Ciolino was part of a panel that discussed clinical trial Data and Safety Monitoring Boards (DSMB). Ciolino, a NUCATS member and Associate Professor of Preventive Medicine in the Division of Biostatistics, offered a statistician’s perspective on DSMBs.

Herzog presented on the Research Operations and Administration special interest group, which he leads. The special interest group, which is composed of administrators from multiple national NIH consortia, focused discussions on four key topics: advancing diversity, equity, and inclusion goals for the clinical research workforce; implementing effective strategies for retaining clinical research staff; fostering a diverse, equitable, and inclusive work environment for CTSA hub staff; and sharing examples of cross-institutional collaborations and partnerships.

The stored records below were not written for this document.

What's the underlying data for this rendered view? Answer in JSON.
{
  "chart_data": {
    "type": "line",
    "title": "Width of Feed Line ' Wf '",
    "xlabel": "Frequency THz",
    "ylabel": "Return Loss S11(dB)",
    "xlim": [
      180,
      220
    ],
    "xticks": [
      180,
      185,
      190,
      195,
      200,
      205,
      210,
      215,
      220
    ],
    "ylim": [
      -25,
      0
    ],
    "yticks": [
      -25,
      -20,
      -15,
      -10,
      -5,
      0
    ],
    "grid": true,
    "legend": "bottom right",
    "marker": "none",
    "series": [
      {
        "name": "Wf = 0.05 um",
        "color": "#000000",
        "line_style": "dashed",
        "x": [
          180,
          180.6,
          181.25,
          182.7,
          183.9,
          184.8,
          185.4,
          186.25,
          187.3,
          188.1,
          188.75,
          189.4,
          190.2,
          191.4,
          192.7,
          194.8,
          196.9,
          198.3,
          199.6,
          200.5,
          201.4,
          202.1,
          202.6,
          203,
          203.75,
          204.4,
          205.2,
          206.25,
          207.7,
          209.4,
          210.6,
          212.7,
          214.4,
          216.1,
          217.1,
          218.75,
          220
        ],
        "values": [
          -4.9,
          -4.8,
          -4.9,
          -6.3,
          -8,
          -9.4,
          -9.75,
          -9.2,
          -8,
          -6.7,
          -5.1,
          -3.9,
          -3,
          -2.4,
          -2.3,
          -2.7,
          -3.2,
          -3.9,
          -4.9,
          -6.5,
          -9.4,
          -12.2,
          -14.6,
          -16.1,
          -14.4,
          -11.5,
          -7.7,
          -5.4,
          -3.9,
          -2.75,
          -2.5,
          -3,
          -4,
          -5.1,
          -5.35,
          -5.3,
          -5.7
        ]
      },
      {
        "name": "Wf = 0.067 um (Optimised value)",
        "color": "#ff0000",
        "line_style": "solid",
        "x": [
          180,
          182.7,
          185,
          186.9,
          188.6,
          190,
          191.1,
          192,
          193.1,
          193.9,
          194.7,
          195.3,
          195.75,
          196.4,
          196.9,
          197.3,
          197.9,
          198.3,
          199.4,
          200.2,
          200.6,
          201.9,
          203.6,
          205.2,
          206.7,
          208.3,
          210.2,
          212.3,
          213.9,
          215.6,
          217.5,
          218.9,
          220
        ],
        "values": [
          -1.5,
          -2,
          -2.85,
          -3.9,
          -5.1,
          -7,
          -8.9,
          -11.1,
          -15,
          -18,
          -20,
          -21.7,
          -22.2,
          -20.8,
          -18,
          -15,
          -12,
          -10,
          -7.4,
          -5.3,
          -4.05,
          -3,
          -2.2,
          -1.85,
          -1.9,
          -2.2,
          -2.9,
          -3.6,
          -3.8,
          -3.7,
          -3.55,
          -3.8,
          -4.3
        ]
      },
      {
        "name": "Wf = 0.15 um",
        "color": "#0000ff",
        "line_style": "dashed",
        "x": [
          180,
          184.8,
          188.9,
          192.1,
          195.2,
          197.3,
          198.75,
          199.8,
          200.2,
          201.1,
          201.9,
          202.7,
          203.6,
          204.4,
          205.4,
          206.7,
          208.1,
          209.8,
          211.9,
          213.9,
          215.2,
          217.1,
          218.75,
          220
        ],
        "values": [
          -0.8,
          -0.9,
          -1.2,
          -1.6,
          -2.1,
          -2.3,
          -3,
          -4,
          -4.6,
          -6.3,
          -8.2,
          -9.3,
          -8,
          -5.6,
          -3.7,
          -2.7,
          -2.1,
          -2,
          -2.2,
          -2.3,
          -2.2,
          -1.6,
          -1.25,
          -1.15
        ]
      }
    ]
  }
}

De Paz was a panelist at the Scholar Career Pathways Reception held April 19, where she talked to trainees at the ACTS conference about her career path.

“It was extremely rewarding to speak with PhD candidates and postdoctoral fellows in the translational sciences who were exploring alternative career paths outside of academia,” said de Paz. “As someone who was recently in this position, I took the opportunity to share my own diverse background and non-standard career trajectory with the trainees in hopes of demystifying the process.”